Unlike standard industry practices, high-quality practices place an emphasis on promoting positive child outcomes. The key to a high-quality program is contingent upon what happens inside the classroom environment. Let’s examine how both process quality and structural quality work together to influence positive outcomes for children.
Process quality refers to the types of interactions that occur throughout the day between the teachers, children, families, and administrators. Process quality also considers the types of materials that are available for the children to use, as well as the activities that children engage in throughout their day. Lastly, process quality takes into account the health, well-being and safety of the children. Structural quality on the other hand, refers to the features and characteristics of a program. More specifically, the class size, teacher-to-child ratios, teacher qualifications and experiences, teacher pay scale, along with the allotted square footage for play space define quality. Although process quality is thought to have a more direct impact on child outcomes as compared to structural quality, researchers and leaders in the field of early care and education agree that process and structural indicators are interrelated, and when combined together they promote the highest quality experiences.

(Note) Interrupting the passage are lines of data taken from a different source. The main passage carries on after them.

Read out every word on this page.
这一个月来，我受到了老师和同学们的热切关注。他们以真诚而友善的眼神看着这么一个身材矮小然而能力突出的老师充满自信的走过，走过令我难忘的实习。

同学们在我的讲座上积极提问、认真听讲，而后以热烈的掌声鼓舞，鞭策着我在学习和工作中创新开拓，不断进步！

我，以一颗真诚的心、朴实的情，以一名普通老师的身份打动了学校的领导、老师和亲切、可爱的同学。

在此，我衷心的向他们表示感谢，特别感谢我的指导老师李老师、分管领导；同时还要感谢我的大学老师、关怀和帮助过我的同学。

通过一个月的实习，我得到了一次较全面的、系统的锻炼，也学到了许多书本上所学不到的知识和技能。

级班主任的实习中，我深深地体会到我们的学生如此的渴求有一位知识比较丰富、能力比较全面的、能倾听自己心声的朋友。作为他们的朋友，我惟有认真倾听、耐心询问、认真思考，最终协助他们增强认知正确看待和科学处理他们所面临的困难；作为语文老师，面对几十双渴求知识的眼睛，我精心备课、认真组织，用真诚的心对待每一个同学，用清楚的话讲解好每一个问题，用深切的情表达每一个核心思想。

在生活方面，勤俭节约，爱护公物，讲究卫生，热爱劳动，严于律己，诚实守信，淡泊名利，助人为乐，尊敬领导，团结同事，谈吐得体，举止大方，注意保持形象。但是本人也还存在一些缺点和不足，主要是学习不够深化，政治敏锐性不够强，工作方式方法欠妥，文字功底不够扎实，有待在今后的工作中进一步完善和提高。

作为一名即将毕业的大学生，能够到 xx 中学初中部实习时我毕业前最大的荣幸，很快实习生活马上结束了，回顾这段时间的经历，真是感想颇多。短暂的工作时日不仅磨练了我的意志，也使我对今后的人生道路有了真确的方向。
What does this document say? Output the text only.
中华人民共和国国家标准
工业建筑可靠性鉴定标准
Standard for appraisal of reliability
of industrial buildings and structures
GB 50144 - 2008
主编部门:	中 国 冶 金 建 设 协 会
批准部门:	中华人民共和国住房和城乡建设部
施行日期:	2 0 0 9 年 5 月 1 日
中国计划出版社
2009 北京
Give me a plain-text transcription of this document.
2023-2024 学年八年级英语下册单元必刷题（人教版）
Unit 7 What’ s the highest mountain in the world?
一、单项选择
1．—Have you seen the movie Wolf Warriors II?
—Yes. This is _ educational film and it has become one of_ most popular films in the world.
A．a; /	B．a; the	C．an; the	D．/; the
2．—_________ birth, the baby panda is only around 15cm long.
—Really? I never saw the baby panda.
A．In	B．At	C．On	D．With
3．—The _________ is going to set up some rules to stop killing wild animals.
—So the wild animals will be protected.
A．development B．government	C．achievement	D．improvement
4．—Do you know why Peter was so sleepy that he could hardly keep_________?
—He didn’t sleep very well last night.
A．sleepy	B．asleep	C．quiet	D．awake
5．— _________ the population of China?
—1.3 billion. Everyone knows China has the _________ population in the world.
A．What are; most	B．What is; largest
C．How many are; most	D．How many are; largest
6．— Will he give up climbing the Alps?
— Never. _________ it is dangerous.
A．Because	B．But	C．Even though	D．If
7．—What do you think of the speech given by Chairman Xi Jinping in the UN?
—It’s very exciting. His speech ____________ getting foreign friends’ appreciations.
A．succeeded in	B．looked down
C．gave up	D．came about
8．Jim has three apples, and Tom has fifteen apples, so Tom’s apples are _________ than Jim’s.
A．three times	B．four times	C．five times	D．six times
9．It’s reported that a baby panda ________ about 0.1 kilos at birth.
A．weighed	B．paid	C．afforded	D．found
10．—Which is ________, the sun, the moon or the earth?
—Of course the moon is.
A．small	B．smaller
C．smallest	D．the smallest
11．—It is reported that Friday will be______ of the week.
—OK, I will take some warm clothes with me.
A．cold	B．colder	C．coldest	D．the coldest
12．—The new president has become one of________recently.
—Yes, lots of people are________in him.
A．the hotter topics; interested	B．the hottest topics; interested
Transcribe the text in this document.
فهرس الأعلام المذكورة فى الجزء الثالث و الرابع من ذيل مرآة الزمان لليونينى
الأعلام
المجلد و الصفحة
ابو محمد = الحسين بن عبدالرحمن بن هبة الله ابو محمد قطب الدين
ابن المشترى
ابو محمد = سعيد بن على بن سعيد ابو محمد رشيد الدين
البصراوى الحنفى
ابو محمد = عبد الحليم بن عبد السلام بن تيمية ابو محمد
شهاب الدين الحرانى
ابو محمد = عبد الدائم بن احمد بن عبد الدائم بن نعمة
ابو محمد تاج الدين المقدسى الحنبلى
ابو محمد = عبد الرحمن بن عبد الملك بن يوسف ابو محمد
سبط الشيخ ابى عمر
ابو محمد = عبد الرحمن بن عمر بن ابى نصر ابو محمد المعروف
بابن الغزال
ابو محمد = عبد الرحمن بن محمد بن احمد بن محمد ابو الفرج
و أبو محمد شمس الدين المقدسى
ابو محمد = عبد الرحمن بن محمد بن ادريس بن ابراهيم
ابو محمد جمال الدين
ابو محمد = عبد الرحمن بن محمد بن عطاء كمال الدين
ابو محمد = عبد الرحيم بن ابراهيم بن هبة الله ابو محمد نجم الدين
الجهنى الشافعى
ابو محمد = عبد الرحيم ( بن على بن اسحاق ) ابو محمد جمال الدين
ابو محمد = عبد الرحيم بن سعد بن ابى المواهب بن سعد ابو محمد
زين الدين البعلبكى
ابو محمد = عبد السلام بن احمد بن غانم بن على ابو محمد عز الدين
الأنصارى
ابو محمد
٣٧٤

For example, when groups are smaller, teachers tend to have more positive, supportive, and stimulating interactions with children. Warm and nurturing interactions are directly linked to children's social competence and future academic success, and such interactions are essential to high quality. Early childhood teachers who are more highly qualified and have smaller groups can more effectively provide individualized, responsive learning opportunities. Finally, higher teacher wages have consistently been linked to higher process quality.